12 abril 2015

El cerezo del jardín



¿Sabes? Esta tarde he vuelto a sentarme bajo el cerezo del jardín. Lo he hecho con la imaginación, claro; en esta tarde de lluvia lánguida que más bien parece llorar de nostalgia. ¡Pues el cerezo hace tanto que murió! Como el jardín. Como tú. Como yo tengo la impresión de morir esta tarde de lluvia lánguida.

¿Recuerdas?... Aquellas mañanas de verano en que me dabas el desayuno a su sombra estaban preñadas de una luz tan blanca, tan pura, que tenía la sensación de que no podían apagarse nunca. Entonces creía en la eternidad. Me he preguntado por qué he pensado en ese árbol antes que en ti, o que en los abuelos, o que en las tías, o que en Blanca… Pero creo entenderlo.

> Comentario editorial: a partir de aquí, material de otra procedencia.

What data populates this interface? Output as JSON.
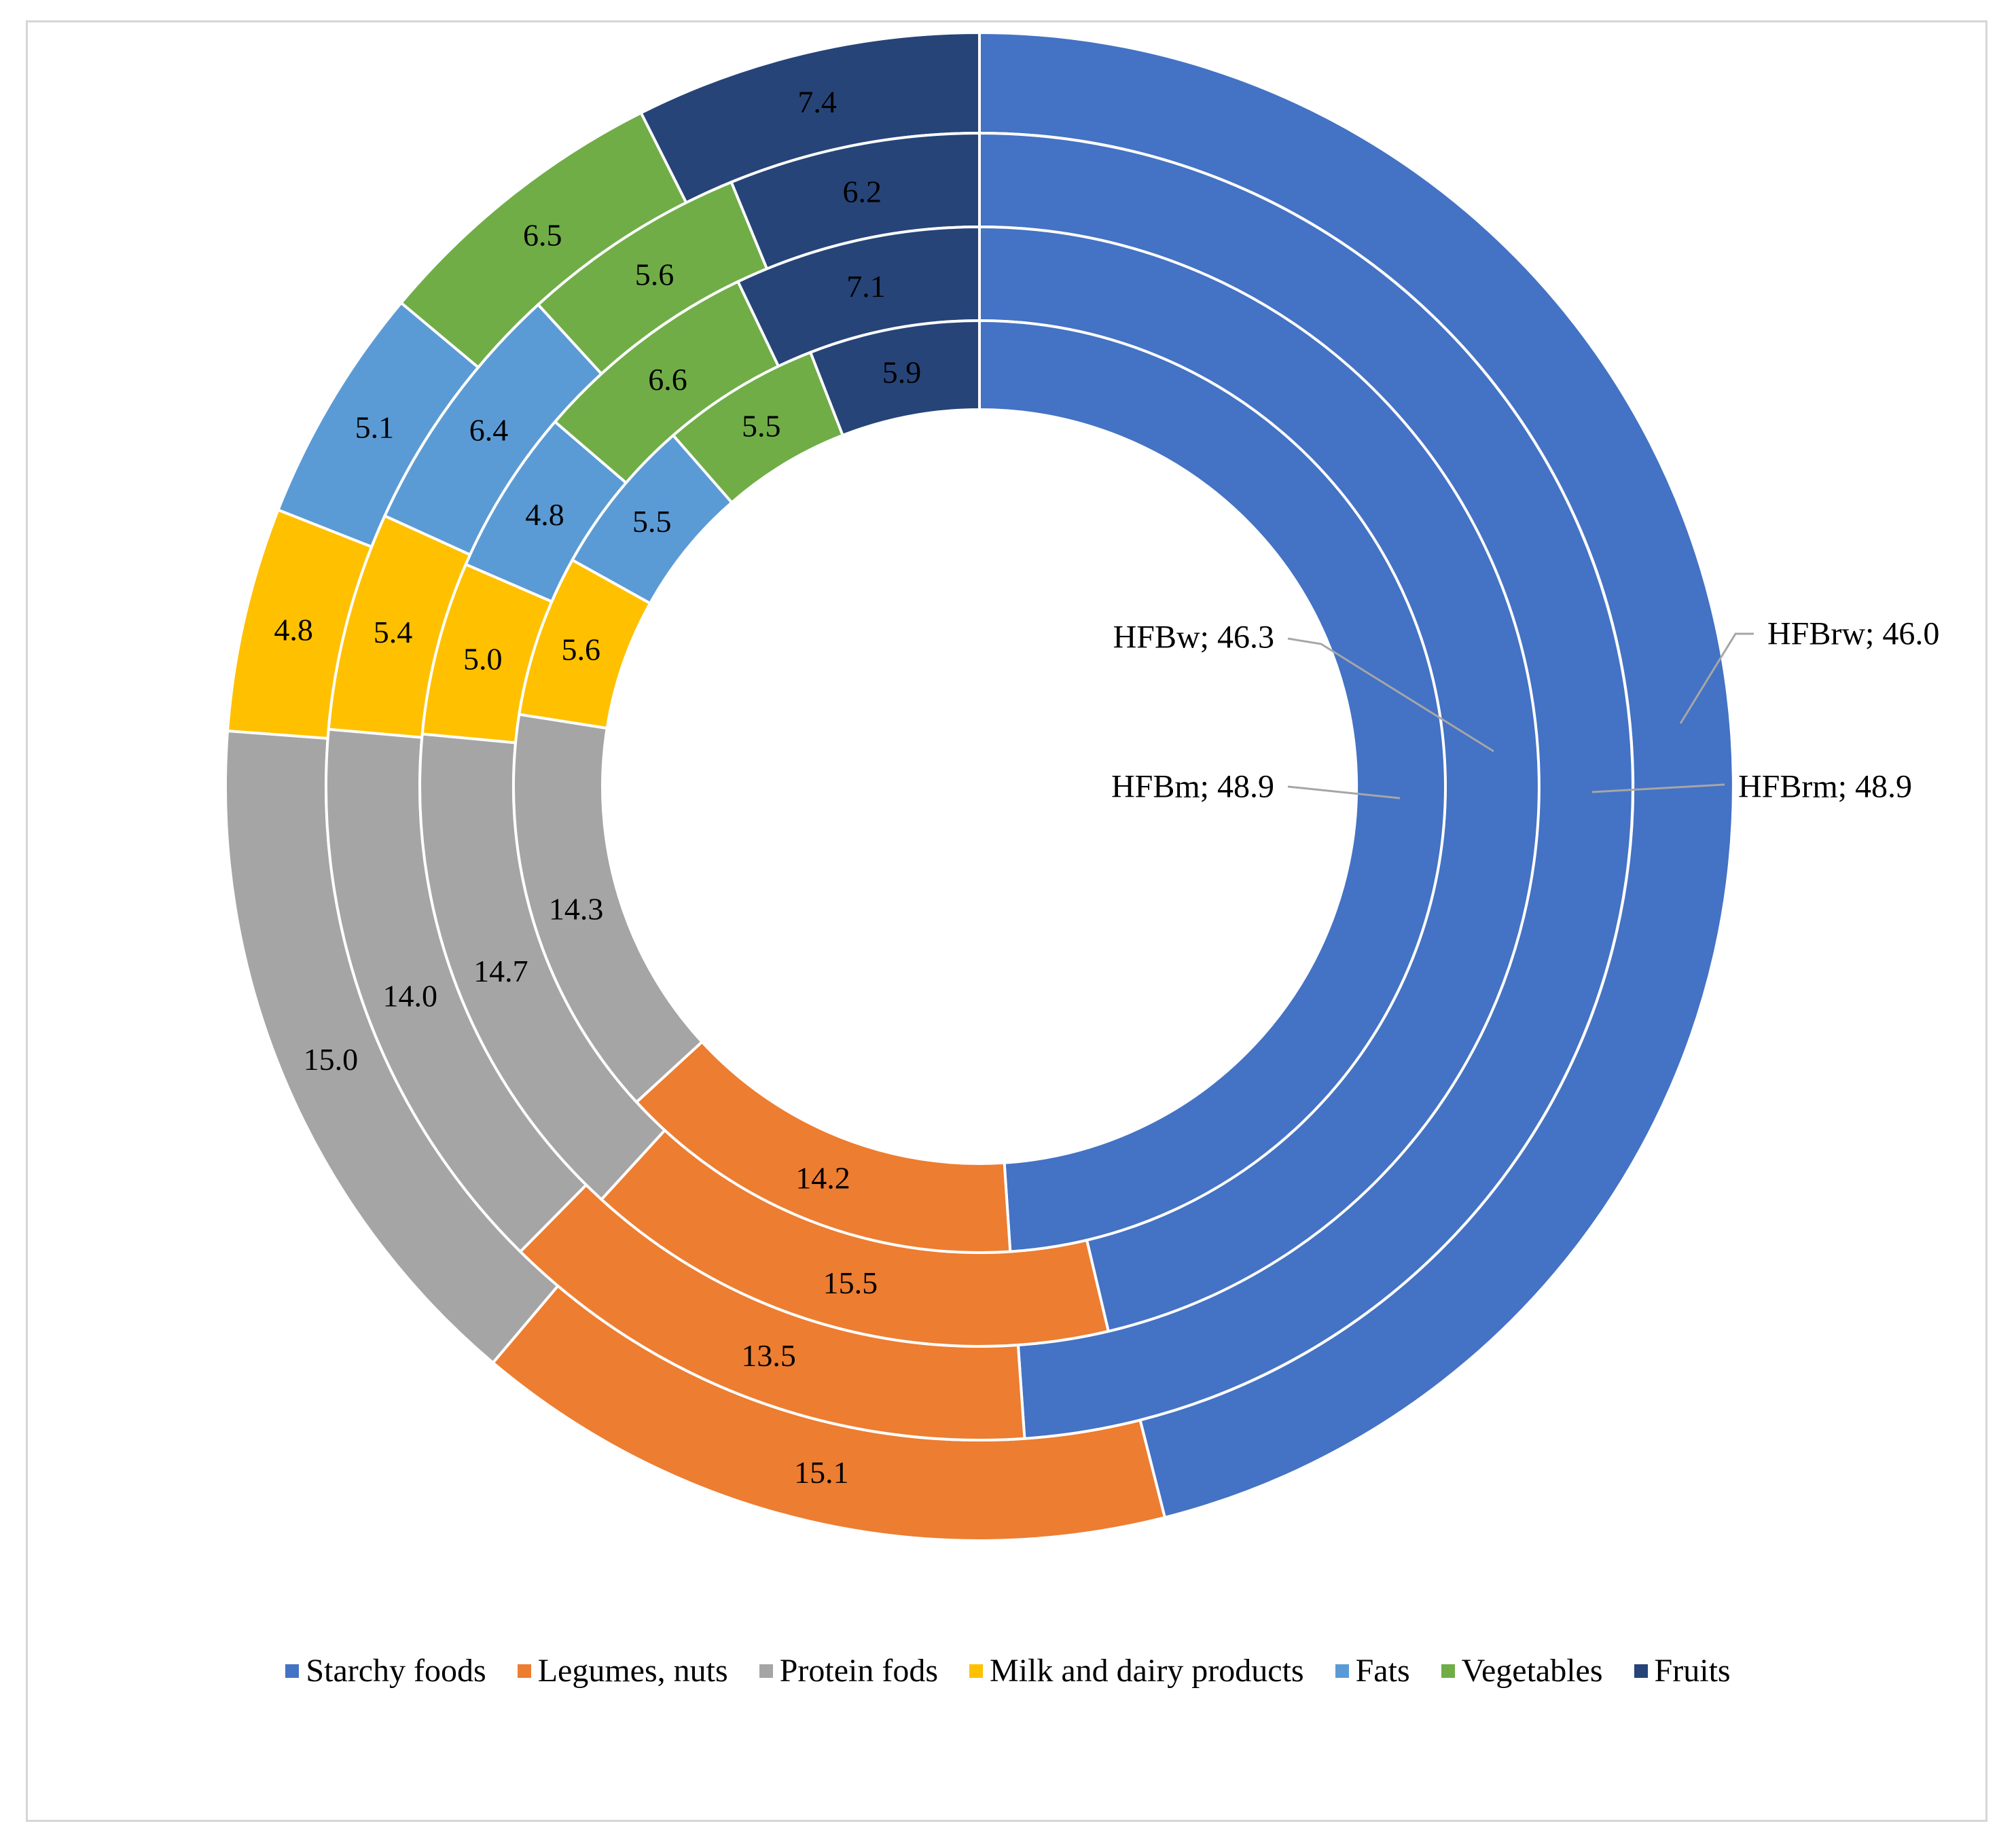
{
  "chart_data": {
    "type": "doughnut",
    "categories": [
      "Starchy foods",
      "Legumes, nuts",
      "Protein fods",
      "Milk and dairy products",
      "Fats",
      "Vegetables",
      "Fruits"
    ],
    "colors": [
      "#4472C4",
      "#ED7D31",
      "#A5A5A5",
      "#FFC000",
      "#5B9BD5",
      "#70AD47",
      "#264478"
    ],
    "series": [
      {
        "name": "HFBrw",
        "ring": "outer",
        "values": [
          46.0,
          15.1,
          15.0,
          4.8,
          5.1,
          6.5,
          7.4
        ],
        "value_labels": [
          "46.0",
          "15.1",
          "15.0",
          "4.8",
          "5.1",
          "6.5",
          "7.4"
        ]
      },
      {
        "name": "HFBrm",
        "ring": "second",
        "values": [
          48.9,
          13.5,
          14.0,
          5.4,
          6.4,
          5.6,
          6.2
        ],
        "value_labels": [
          "48.9",
          "13.5",
          "14.0",
          "5.4",
          "6.4",
          "5.6",
          "6.2"
        ]
      },
      {
        "name": "HFBw",
        "ring": "third",
        "values": [
          46.3,
          15.5,
          14.7,
          5.0,
          4.8,
          6.6,
          7.1
        ],
        "value_labels": [
          "46.3",
          "15.5",
          "14.7",
          "5.0",
          "4.8",
          "6.6",
          "7.1"
        ]
      },
      {
        "name": "HFBm",
        "ring": "inner",
        "values": [
          48.9,
          14.2,
          14.3,
          5.6,
          5.5,
          5.5,
          5.9
        ],
        "value_labels": [
          "48.9",
          "14.2",
          "14.3",
          "5.6",
          "5.5",
          "5.5",
          "5.9"
        ]
      }
    ],
    "callouts": [
      {
        "series": "HFBrw",
        "text": "HFBrw; 46.0"
      },
      {
        "series": "HFBrm",
        "text": "HFBrm; 48.9"
      },
      {
        "series": "HFBw",
        "text": "HFBw; 46.3"
      },
      {
        "series": "HFBm",
        "text": "HFBm; 48.9"
      }
    ],
    "legend": {
      "position": "bottom",
      "entries": [
        "Starchy foods",
        "Legumes, nuts",
        "Protein fods",
        "Milk and dairy products",
        "Fats",
        "Vegetables",
        "Fruits"
      ]
    }
  }
}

Tú y todos los demás, y todo lo demás, los calurosos días y las estrelladas noches y cuanto bajo ellos existía en mi vida de niño, sois las cerezas; preciosísimas y jugosas cerezas rojas que creí que no irían jamás a desprenderse del árbol, que iban a estar allí para siempre. Conmigo. Y el cerezo es la etapa de aquella infancia mía que suponía eterna. Sí, eso he pensado.

Sé ahora que desciendo de aquel cerezo, de ese niño que fui y que nunca pensaba la vida porque sabía vivir, y que creía en la eternidad. Y de algún modo sigo creyendo en ella, si no ¿por qué te iba a escribir? Es curioso que los recuerdos más imperecederos y recurrentes, aquellos que más nítidamente sobresalen de los demás, no son los de especial alegría sino, extrañamente, aquellos momentos de serena felicidad, esos instantes recubiertos de una pátina de placentera languidez… como esta tarde de lluvia. ¿Y sabes lo que más recuerdo también de aquellos veranos en la casa de los abuelos? No los días de celebración, no las tardes en que gamberreaba con los demás niños del pueblo, ni nada por el estilo. Lo que más recuerdo, lo que más persiste en mi memoria de un modo hiriente, es la imagen de un niño deambulando solo por aquellas calles polvorientas y silenciosas; un niño medio perdido, medio aburrido, solitario, sin saber qué hacer ni a dónde ir en una eterna tarde de verano. Sigo siendo aquel niño, en el fondo nunca he dejado de serlo. Mi vida ha sido un continuo deambular, siempre me he sentido como un solitario perdido. Ese niño me hizo; él es mi padre, mi verdadero padre, y no ese desconocido que un día nos abandonó y al que nunca siquiera eché en falta. Porque te tenía a ti y tú lo eras todo. Hasta que te fuiste. Y de tenerlo todo pasé a no tener nada.

Tal vez te sorprenda esta confesión. Nunca hablo contigo. Desde que te fuiste lo único que hago cada día antes de irme a dormir es darte las buenas noches y acariciar el marco de tu retrato que hay en la cómoda del recibidor. Lo sé, he convertido este gesto en un ritual, en una rutina… si bien no desprovista de sentimiento, de ese amor que te tengo y que te tendré hasta el fin. Pero solo eso. Nunca hablo contigo, y esta tarde de lluvia he querido hacerlo. He querido mostrarte la imagen de ese otro retrato que llevo incrustado en la mente, inextirpable, de aquel niño del que desciendo, de tu hijo amado que tanto te amaba, te ama y te amará hasta que deje de ser. El niño dice que hasta la eternidad, porque cree en ella. Y yo solo puedo creerle porque es más sabio que yo, pues las heridas de la vida me dejaron roto mientras que él permanece entero caminando solo por las polvorientas y desérticas calles del pueblo. Porque él siempre supo que era soledad, mientras que yo me he pasado la vida intentando combatirla, o huyendo de ella, para al final tener que darle la razón, aceptando y asumiendo que yo también lo soy. Y que solo siendo soledad puedo amar realmente a otra soledad. Qué mal alumno de la vida he sido, mamá,… cuando hasta tu nombre mismo era (es) Soledad.

Esta noche volveré a decirte que te quiero.